Augsberger chickens are extremely rare chickens from the Augsburg region of Germany. It is thought to have first been bred at the end of the nineteenth century with the intent of becoming a dual purpose chicken.
The breed originates from the French La Fleche chicken. It is the only native chicken breed to the Bavaria region of southern Germany and is prized for being a dual purpose chicken which is both a good egg layer and has good quality meat.
The Augsberger chicken is listed as extremely endangered and in 2009 it was recorded that there was only 253 chickens of this breed registered. Male Augsberger chickens weigh 5.1-6.6lbs (2.3-3kg) and females weigh 4.4-5.5lbs (2-2.5kg)
Medium sized eggs weighing around 2.05 oz (58g) on average.
Production per year
180 eggs per annum
When do they start laying eggs?
From 6 months (24 weeks)
Temperament / Are they good as pets?
They do not make good backyard pets as they like to be free range. They are resourceful and can forage for their own food.
How do I tame “Augsberger” chickens?
The best way to tame a chicken is to handle it when it’s young so that it becomes used to human contact. If you’re buying older birds, ask the breeder if they’re used to humans. You can try feeding the chickens out of the palm of your hand.
How many do I need to buy?
For the bare minimum you need two chickens, but we would recommend six as the perfect small flock size.
How much space do they need?
They need a minimum of 10 square feet for a run, though we would recommend a lot more space than this.
Will they mix with my other chickens?
Yes, these chickens are fairly friendly and should be ok when mixed with other chickens.
The Ausaberger Chickens is an all-black bird with an elongated cup shaped comb or two lines of spikes.
Their plumage is black with a greenish sheen throughout. The comb is similar to a Buttercup comb; although after the first couple points it should split into two ‘single’ combs. The result resembles a cup comb, but should consist of two separate blades touching each other the rear.
Their face, comb and wattles are bright red, and the ear lobes are smooth and white. Legs and feet are slate. They’re also available in white and as a bantam but rare both in the UK and Europe.
What should I feed them?
Growers mash should be fed to your chicks when you first get them. Growers mash is full of vital vitamins for healthy development and have a 19% protein content.
When your chickens have reached the 6 week mark you should switch them to chicken pellets which is a pelletized form of chicken feed which typically has 15-16% protein content.
Once your chickens are 18 weeks old you should gradually introduce layers mash and pellets which has around 16% protein content and all the good stuff that helps them with egg production.

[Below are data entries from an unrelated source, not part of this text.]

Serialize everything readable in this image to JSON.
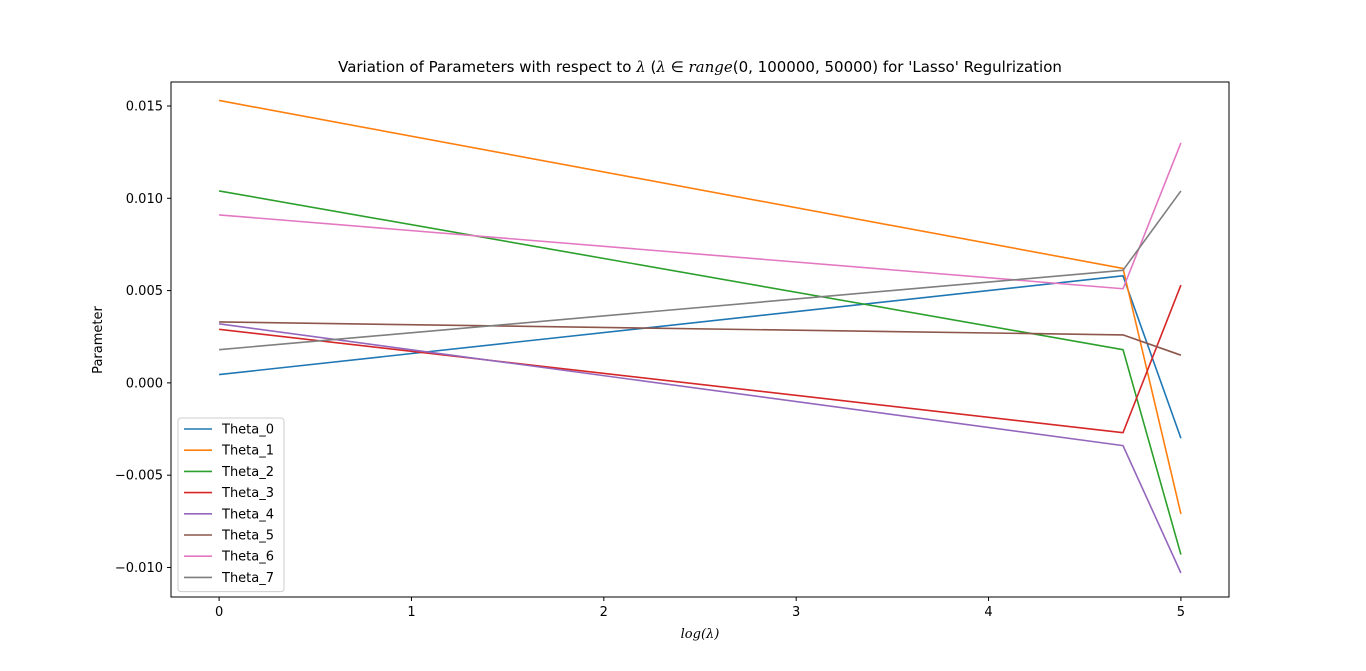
{
  "chart_data": {
    "type": "line",
    "title": {
      "prefix": "Variation of Parameters with respect to ",
      "math_parts": [
        {
          "text": "λ",
          "italic": true
        },
        {
          "text": " (",
          "italic": false
        },
        {
          "text": "λ",
          "italic": true
        },
        {
          "text": " ∈ ",
          "italic": false
        },
        {
          "text": "range",
          "italic": true
        },
        {
          "text": "(0, 100000, 50000)",
          "italic": false
        }
      ],
      "suffix": " for 'Lasso' Regulrization"
    },
    "xlabel": "log(λ)",
    "ylabel": "Parameter",
    "xlim": [
      -0.25,
      5.25
    ],
    "ylim": [
      -0.0116,
      0.0163
    ],
    "xticks": [
      0,
      1,
      2,
      3,
      4,
      5
    ],
    "xtick_labels": [
      "0",
      "1",
      "2",
      "3",
      "4",
      "5"
    ],
    "yticks": [
      -0.01,
      -0.005,
      0.0,
      0.005,
      0.01,
      0.015
    ],
    "ytick_labels": [
      "−0.010",
      "−0.005",
      "0.000",
      "0.005",
      "0.010",
      "0.015"
    ],
    "grid": false,
    "legend_position": "lower-left",
    "x": [
      0,
      4.699,
      5
    ],
    "series": [
      {
        "name": "Theta_0",
        "color": "#1f77b4",
        "values": [
          0.00045,
          0.0058,
          -0.003
        ]
      },
      {
        "name": "Theta_1",
        "color": "#ff7f0e",
        "values": [
          0.0153,
          0.0062,
          -0.0071
        ]
      },
      {
        "name": "Theta_2",
        "color": "#2ca02c",
        "values": [
          0.0104,
          0.0018,
          -0.0093
        ]
      },
      {
        "name": "Theta_3",
        "color": "#d62728",
        "values": [
          0.0029,
          -0.0027,
          0.0053
        ]
      },
      {
        "name": "Theta_4",
        "color": "#9467bd",
        "values": [
          0.0032,
          -0.0034,
          -0.0103
        ]
      },
      {
        "name": "Theta_5",
        "color": "#8c564b",
        "values": [
          0.0033,
          0.0026,
          0.0015
        ]
      },
      {
        "name": "Theta_6",
        "color": "#e377c2",
        "values": [
          0.0091,
          0.0051,
          0.013
        ]
      },
      {
        "name": "Theta_7",
        "color": "#7f7f7f",
        "values": [
          0.0018,
          0.0061,
          0.0104
        ]
      }
    ]
  }
}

How much should I feed them?
Chickens can consume anywhere between 2.9oz (80g) to 4.2oz (120g), but on average eat about ¼ of a pound (113g) a day. Feed your chickens ¼ of a pound a day and then change the amount depending on how much they eat. You can either feed them at breakfast and dinner or leave their feed in a feeder for them to eat during the day.
What can’t they eat?
There are lots of things that chickens should not eat but the main two are beans and chocolates. Raw and dried beans have phytohemagglutinin in them which can kill your chickens. Similarly they theobromine in chocolate can cause cardiac arrest when consumed by chickens.
Food that has gone moldy should not be consumed by chickens as the bacteria in it can make them unwell. You’re legally not allowed to feed your chickens left overs from the kitchen in the UK as there is a potential for bacteria contamination.

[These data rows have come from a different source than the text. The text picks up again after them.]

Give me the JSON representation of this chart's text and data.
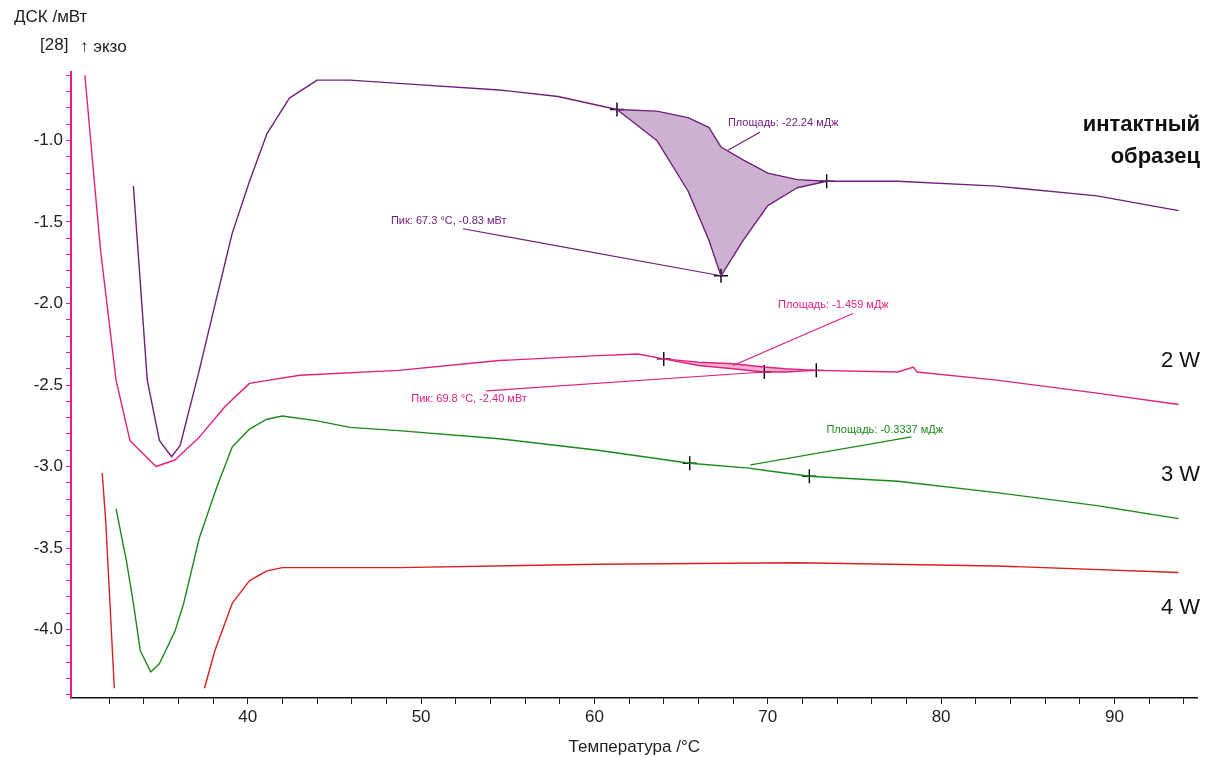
{
  "chart_data": {
    "type": "line",
    "ylabel": "ДСК /мВт",
    "xlabel": "Температура /°C",
    "annotations": [
      "[28]",
      "↑ экзо",
      {
        "text": "Площадь: -22.24 мДж",
        "x": 67.7,
        "y": -1.06
      },
      {
        "text": "Пик: 67.3 °C, -0.83 мВт",
        "x": 67.3,
        "y": -1.83
      },
      {
        "text": "Площадь: -1.459 мДж",
        "x": 68.0,
        "y": -2.38
      },
      {
        "text": "Пик: 69.8 °C, -2.40 мВт",
        "x": 69.8,
        "y": -2.42
      },
      {
        "text": "Площадь: -0.3337 мДж",
        "x": 69.0,
        "y": -2.99
      }
    ],
    "xlim": [
      29.8,
      94.8
    ],
    "ylim": [
      -4.42,
      -0.58
    ],
    "xticks": [
      {
        "value": 32,
        "label": null
      },
      {
        "value": 34,
        "label": null
      },
      {
        "value": 36,
        "label": null
      },
      {
        "value": 38,
        "label": null
      },
      40,
      {
        "value": 42,
        "label": null
      },
      {
        "value": 44,
        "label": null
      },
      {
        "value": 46,
        "label": null
      },
      {
        "value": 48,
        "label": null
      },
      50,
      {
        "value": 52,
        "label": null
      },
      {
        "value": 54,
        "label": null
      },
      {
        "value": 56,
        "label": null
      },
      {
        "value": 58,
        "label": null
      },
      60,
      {
        "value": 62,
        "label": null
      },
      {
        "value": 64,
        "label": null
      },
      {
        "value": 66,
        "label": null
      },
      {
        "value": 68,
        "label": null
      },
      70,
      {
        "value": 72,
        "label": null
      },
      {
        "value": 74,
        "label": null
      },
      {
        "value": 76,
        "label": null
      },
      {
        "value": 78,
        "label": null
      },
      80,
      {
        "value": 82,
        "label": null
      },
      {
        "value": 84,
        "label": null
      },
      {
        "value": 86,
        "label": null
      },
      {
        "value": 88,
        "label": null
      },
      90,
      {
        "value": 92,
        "label": null
      },
      {
        "value": 94,
        "label": null
      }
    ],
    "yticks": [
      {
        "value": -4.4,
        "label": null
      },
      {
        "value": -4.3,
        "label": null
      },
      {
        "value": -4.2,
        "label": null
      },
      {
        "value": -4.1,
        "label": null
      },
      {
        "value": -4,
        "label": "-4.0"
      },
      {
        "value": -3.9,
        "label": null
      },
      {
        "value": -3.8,
        "label": null
      },
      {
        "value": -3.7,
        "label": null
      },
      {
        "value": -3.6,
        "label": null
      },
      {
        "value": -3.5,
        "label": "-3.5"
      },
      {
        "value": -3.4,
        "label": null
      },
      {
        "value": -3.3,
        "label": null
      },
      {
        "value": -3.2,
        "label": null
      },
      {
        "value": -3.1,
        "label": null
      },
      {
        "value": -3,
        "label": "-3.0"
      },
      {
        "value": -2.9,
        "label": null
      },
      {
        "value": -2.8,
        "label": null
      },
      {
        "value": -2.7,
        "label": null
      },
      {
        "value": -2.6,
        "label": null
      },
      {
        "value": -2.5,
        "label": "-2.5"
      },
      {
        "value": -2.4,
        "label": null
      },
      {
        "value": -2.3,
        "label": null
      },
      {
        "value": -2.2,
        "label": null
      },
      {
        "value": -2.1,
        "label": null
      },
      {
        "value": -2,
        "label": "-2.0"
      },
      {
        "value": -1.9,
        "label": null
      },
      {
        "value": -1.8,
        "label": null
      },
      {
        "value": -1.7,
        "label": null
      },
      {
        "value": -1.6,
        "label": null
      },
      {
        "value": -1.5,
        "label": "-1.5"
      },
      {
        "value": -1.4,
        "label": null
      },
      {
        "value": -1.3,
        "label": null
      },
      {
        "value": -1.2,
        "label": null
      },
      {
        "value": -1.1,
        "label": null
      },
      {
        "value": -1,
        "label": "-1.0"
      },
      {
        "value": -0.9,
        "label": null
      },
      {
        "value": -0.8,
        "label": null
      },
      {
        "value": -0.7,
        "label": null
      },
      {
        "value": -0.6,
        "label": null
      }
    ],
    "grid": false,
    "legend": false,
    "series": [
      {
        "name": "интактный образец",
        "color": "#70207a",
        "x": [
          33.4,
          34.2,
          34.9,
          35.6,
          36.1,
          37.2,
          38.1,
          39.1,
          40.1,
          41.1,
          42.4,
          44.0,
          45.9,
          48.7,
          54.5,
          57.9,
          61.3,
          63.6,
          65.4,
          66.6,
          67.3,
          68.6,
          70.0,
          71.7,
          73.4,
          77.5,
          83.2,
          89.0,
          93.7
        ],
        "values": [
          -1.28,
          -2.47,
          -2.84,
          -2.94,
          -2.87,
          -2.41,
          -2.01,
          -1.57,
          -1.25,
          -0.96,
          -0.74,
          -0.63,
          -0.63,
          -0.65,
          -0.69,
          -0.73,
          -0.81,
          -1.0,
          -1.31,
          -1.61,
          -1.83,
          -1.61,
          -1.4,
          -1.29,
          -1.25,
          -1.25,
          -1.28,
          -1.34,
          -1.43
        ],
        "upper": [
          null,
          null,
          null,
          null,
          null,
          null,
          null,
          null,
          null,
          null,
          null,
          null,
          null,
          null,
          null,
          null,
          -0.81,
          -0.82,
          -0.86,
          -0.92,
          -1.04,
          -1.12,
          -1.2,
          -1.24,
          -1.25,
          null,
          null,
          null,
          null
        ],
        "lower": [
          null,
          null,
          null,
          null,
          null,
          null,
          null,
          null,
          null,
          null,
          null,
          null,
          null,
          null,
          null,
          null,
          -0.81,
          -1.0,
          -1.31,
          -1.61,
          -1.83,
          -1.61,
          -1.4,
          -1.29,
          -1.25,
          null,
          null,
          null,
          null
        ]
      },
      {
        "name": "2 W",
        "color": "#e0207f",
        "x": [
          30.6,
          31.5,
          32.4,
          33.2,
          34.7,
          35.8,
          37.2,
          38.7,
          40.1,
          43.0,
          48.7,
          54.5,
          60.2,
          62.5,
          64.0,
          66.0,
          68.0,
          69.8,
          71.0,
          72.8,
          77.5,
          78.4,
          78.6,
          83.2,
          89.0,
          93.7
        ],
        "values": [
          -0.6,
          -1.67,
          -2.47,
          -2.84,
          -3.0,
          -2.96,
          -2.82,
          -2.63,
          -2.49,
          -2.44,
          -2.41,
          -2.35,
          -2.32,
          -2.31,
          -2.34,
          -2.38,
          -2.4,
          -2.42,
          -2.42,
          -2.41,
          -2.42,
          -2.39,
          -2.42,
          -2.47,
          -2.55,
          -2.62
        ],
        "upper": [
          null,
          null,
          null,
          null,
          null,
          null,
          null,
          null,
          null,
          null,
          null,
          null,
          null,
          null,
          -2.34,
          -2.36,
          -2.37,
          -2.39,
          -2.4,
          -2.41,
          null,
          null,
          null,
          null,
          null,
          null
        ],
        "lower": [
          null,
          null,
          null,
          null,
          null,
          null,
          null,
          null,
          null,
          null,
          null,
          null,
          null,
          null,
          -2.34,
          -2.38,
          -2.4,
          -2.42,
          -2.42,
          -2.41,
          null,
          null,
          null,
          null,
          null,
          null
        ]
      },
      {
        "name": "3 W",
        "color": "#1a8a1a",
        "x": [
          32.4,
          33.0,
          33.4,
          33.8,
          34.4,
          34.9,
          35.8,
          36.3,
          37.2,
          38.2,
          39.1,
          40.1,
          41.1,
          42.0,
          44.0,
          45.9,
          48.7,
          54.5,
          60.2,
          65.5,
          68.9,
          72.4,
          77.5,
          83.2,
          89.0,
          93.7
        ],
        "values": [
          -3.26,
          -3.58,
          -3.84,
          -4.13,
          -4.26,
          -4.21,
          -4.01,
          -3.84,
          -3.44,
          -3.13,
          -2.88,
          -2.77,
          -2.71,
          -2.69,
          -2.72,
          -2.76,
          -2.78,
          -2.83,
          -2.9,
          -2.98,
          -3.01,
          -3.06,
          -3.09,
          -3.16,
          -3.24,
          -3.32
        ]
      },
      {
        "name": "4 W",
        "color": "#d82020",
        "x": [
          31.6,
          31.8,
          32.3,
          35.0,
          37.5,
          38.1,
          39.1,
          40.1,
          41.1,
          42.0,
          48.7,
          60.2,
          71.7,
          83.2,
          93.7
        ],
        "values": [
          -3.04,
          -3.33,
          -4.36,
          null,
          -4.36,
          -4.13,
          -3.84,
          -3.7,
          -3.64,
          -3.62,
          -3.62,
          -3.6,
          -3.59,
          -3.61,
          -3.65
        ]
      },
      {
        "type": "line",
        "color": "#70207a",
        "x": [
          61.3,
          63.6,
          65.4,
          66.6,
          67.3,
          68.6,
          70.0,
          71.7,
          73.4
        ],
        "values": [
          -0.81,
          -0.82,
          -0.86,
          -0.92,
          -1.04,
          -1.12,
          -1.2,
          -1.24,
          -1.25
        ]
      },
      {
        "type": "line",
        "color": "#e0207f",
        "x": [
          64.0,
          66.0,
          68.0,
          69.8,
          71.0,
          72.8
        ],
        "values": [
          -2.34,
          -2.36,
          -2.37,
          -2.39,
          -2.4,
          -2.41
        ]
      },
      {
        "type": "scatter",
        "marker": "cross",
        "color": "#000000",
        "x": [
          61.3,
          67.3,
          73.4
        ],
        "values": [
          -0.81,
          -1.83,
          -1.25
        ]
      },
      {
        "type": "scatter",
        "marker": "cross",
        "color": "#000000",
        "x": [
          64.0,
          69.8,
          72.8
        ],
        "values": [
          -2.34,
          -2.42,
          -2.41
        ]
      },
      {
        "type": "scatter",
        "marker": "cross",
        "color": "#000000",
        "x": [
          65.5,
          72.4
        ],
        "values": [
          -2.98,
          -3.06
        ]
      }
    ]
  }
}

What do I need to keep chickens?
These chickens need at least 1.1sqm/11.8sqft per bird in the coop, with a small perch for them to each sleep on in the night. They also need a nesting box which should be made out of wood and filled with wooden shavings. As these chickens prefer to be free range you need at least 250 square feet per bird of outdoor space for them to roam about in.
Their coop needs a fence dug at a minimum 8 inches into the ground around its entire vicinity and over the top of it to keep them protected at night once you’ve closed them in. Grit needs to be close by so that the chickens can use it in the egg production process.
They also need constant access to water, they prefer their water to be on the cooler side so place the container in the shade. You should buy a container that can’t be knocked over or stepped into.